Le 23 février 2026, Xavier Bertrand, président Les Républicains de la région Hauts-de-France, a réagi à la mort de Quentin Deranque, un militant nationaliste décédé à Lyon. Xavier Bertrand a dénoncé une « logique mortifère qui voit le débat public envahi par la violence ».

Il a souligné que « les idées politiques ne doivent pas conduire à un cercueil », et a rappelé que « il n'est pas admissible qu'un jeune tombe sous les coups de l'ultra gauche ou de l'ultra droite ».

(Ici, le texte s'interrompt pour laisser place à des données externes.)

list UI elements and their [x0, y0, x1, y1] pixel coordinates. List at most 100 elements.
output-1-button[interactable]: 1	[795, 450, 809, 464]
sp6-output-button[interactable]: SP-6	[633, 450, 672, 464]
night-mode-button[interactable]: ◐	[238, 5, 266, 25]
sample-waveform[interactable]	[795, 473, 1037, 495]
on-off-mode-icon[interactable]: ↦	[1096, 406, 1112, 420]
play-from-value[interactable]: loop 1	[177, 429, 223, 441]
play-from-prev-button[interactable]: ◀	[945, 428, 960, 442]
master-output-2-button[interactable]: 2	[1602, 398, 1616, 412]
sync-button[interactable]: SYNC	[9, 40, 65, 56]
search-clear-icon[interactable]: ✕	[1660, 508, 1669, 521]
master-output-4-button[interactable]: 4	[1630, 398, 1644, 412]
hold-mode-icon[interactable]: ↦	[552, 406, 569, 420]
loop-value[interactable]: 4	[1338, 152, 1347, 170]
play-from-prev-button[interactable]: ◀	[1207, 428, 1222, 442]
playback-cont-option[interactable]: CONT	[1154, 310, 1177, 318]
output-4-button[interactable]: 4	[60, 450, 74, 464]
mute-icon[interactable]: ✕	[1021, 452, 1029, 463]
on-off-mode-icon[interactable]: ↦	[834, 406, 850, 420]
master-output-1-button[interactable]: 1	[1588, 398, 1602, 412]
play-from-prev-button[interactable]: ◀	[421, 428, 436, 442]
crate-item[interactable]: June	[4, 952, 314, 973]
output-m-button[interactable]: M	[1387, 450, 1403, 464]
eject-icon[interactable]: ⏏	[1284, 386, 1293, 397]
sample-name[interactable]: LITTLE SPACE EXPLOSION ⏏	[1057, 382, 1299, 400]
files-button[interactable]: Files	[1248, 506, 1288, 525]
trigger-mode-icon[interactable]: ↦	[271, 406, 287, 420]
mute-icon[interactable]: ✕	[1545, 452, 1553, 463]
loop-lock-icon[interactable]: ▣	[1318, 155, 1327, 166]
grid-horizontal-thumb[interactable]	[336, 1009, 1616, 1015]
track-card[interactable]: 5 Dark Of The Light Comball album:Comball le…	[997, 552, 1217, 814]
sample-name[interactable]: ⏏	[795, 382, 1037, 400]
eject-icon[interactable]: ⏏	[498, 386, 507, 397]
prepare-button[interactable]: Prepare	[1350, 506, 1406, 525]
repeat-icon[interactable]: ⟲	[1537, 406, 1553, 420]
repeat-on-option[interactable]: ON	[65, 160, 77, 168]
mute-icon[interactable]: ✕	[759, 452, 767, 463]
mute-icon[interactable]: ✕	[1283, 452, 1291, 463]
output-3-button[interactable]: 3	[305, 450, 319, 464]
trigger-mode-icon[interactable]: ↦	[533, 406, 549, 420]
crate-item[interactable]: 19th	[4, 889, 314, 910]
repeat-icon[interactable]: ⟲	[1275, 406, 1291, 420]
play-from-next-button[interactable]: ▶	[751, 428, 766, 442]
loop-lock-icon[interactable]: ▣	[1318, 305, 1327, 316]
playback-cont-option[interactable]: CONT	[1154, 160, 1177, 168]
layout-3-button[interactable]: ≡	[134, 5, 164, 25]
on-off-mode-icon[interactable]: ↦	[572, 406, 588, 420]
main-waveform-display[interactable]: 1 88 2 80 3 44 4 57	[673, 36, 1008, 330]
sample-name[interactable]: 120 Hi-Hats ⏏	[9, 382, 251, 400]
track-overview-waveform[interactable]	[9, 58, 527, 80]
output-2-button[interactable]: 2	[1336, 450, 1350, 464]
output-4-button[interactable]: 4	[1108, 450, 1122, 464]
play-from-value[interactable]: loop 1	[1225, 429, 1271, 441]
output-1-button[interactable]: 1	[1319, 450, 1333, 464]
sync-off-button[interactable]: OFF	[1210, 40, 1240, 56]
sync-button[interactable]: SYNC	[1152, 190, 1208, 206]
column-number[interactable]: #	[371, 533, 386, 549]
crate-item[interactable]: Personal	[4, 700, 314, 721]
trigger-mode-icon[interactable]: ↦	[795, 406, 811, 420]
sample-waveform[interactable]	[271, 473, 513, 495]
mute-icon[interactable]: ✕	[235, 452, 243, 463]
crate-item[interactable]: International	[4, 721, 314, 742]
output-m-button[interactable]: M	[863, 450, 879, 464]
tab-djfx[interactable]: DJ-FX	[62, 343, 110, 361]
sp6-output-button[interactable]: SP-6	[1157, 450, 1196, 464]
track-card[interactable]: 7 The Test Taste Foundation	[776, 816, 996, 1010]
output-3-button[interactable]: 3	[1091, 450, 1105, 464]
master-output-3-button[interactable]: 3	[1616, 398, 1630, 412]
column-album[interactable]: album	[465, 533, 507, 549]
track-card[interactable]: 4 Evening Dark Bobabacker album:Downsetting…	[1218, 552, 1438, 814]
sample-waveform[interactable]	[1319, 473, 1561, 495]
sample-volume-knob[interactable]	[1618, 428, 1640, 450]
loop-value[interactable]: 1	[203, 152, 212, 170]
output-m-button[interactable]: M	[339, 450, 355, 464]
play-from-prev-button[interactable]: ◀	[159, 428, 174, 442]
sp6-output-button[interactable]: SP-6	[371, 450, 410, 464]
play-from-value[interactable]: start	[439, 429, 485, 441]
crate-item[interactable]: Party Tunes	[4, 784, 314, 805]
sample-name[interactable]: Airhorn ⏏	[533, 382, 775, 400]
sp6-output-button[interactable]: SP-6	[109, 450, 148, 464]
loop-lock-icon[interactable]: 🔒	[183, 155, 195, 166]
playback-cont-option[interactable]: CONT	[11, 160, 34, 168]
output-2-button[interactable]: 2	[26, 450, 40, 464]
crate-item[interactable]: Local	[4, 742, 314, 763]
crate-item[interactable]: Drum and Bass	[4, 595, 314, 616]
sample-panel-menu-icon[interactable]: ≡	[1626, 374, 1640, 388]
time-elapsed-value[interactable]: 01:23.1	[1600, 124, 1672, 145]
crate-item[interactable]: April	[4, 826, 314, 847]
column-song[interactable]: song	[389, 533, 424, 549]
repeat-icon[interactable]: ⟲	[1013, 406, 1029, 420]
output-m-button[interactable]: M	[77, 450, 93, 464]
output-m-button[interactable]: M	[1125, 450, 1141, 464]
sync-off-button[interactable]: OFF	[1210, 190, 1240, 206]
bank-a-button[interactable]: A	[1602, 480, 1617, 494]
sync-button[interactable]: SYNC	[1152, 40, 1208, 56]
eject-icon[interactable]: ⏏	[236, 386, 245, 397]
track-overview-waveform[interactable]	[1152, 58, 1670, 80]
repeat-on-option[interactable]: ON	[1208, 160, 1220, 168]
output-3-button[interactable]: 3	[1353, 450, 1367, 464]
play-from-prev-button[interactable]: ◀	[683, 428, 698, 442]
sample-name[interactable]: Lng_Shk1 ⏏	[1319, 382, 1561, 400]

Le contexte de la mort de Quentin Deranque

La mort de Quentin Deranque a suscité un large émoi dans le pays. Le jeune militant nationaliste a été tué à Lyon, dix jours avant les déclarations de Xavier Bertrand. Cette affaire a mis en lumière la violence qui peut découler des extrémismes politiques.

Xavier Bertrand a également fait référence à la mort de Clément Méric, un jeune militant antifasciste tué par un skinhead en 2013 à Paris. Il a renvoyé dos à dos la violence d'extrême-gauche et d'extrême-droite, soulignant qu'il est important de combattre les deux.

Les appels de Xavier Bertrand

Xavier Bertrand a appelé « la classe politique dans son ensemble » à « se réveiller et à ne pas entrer dans cette spirale de la guerre des extrêmes ».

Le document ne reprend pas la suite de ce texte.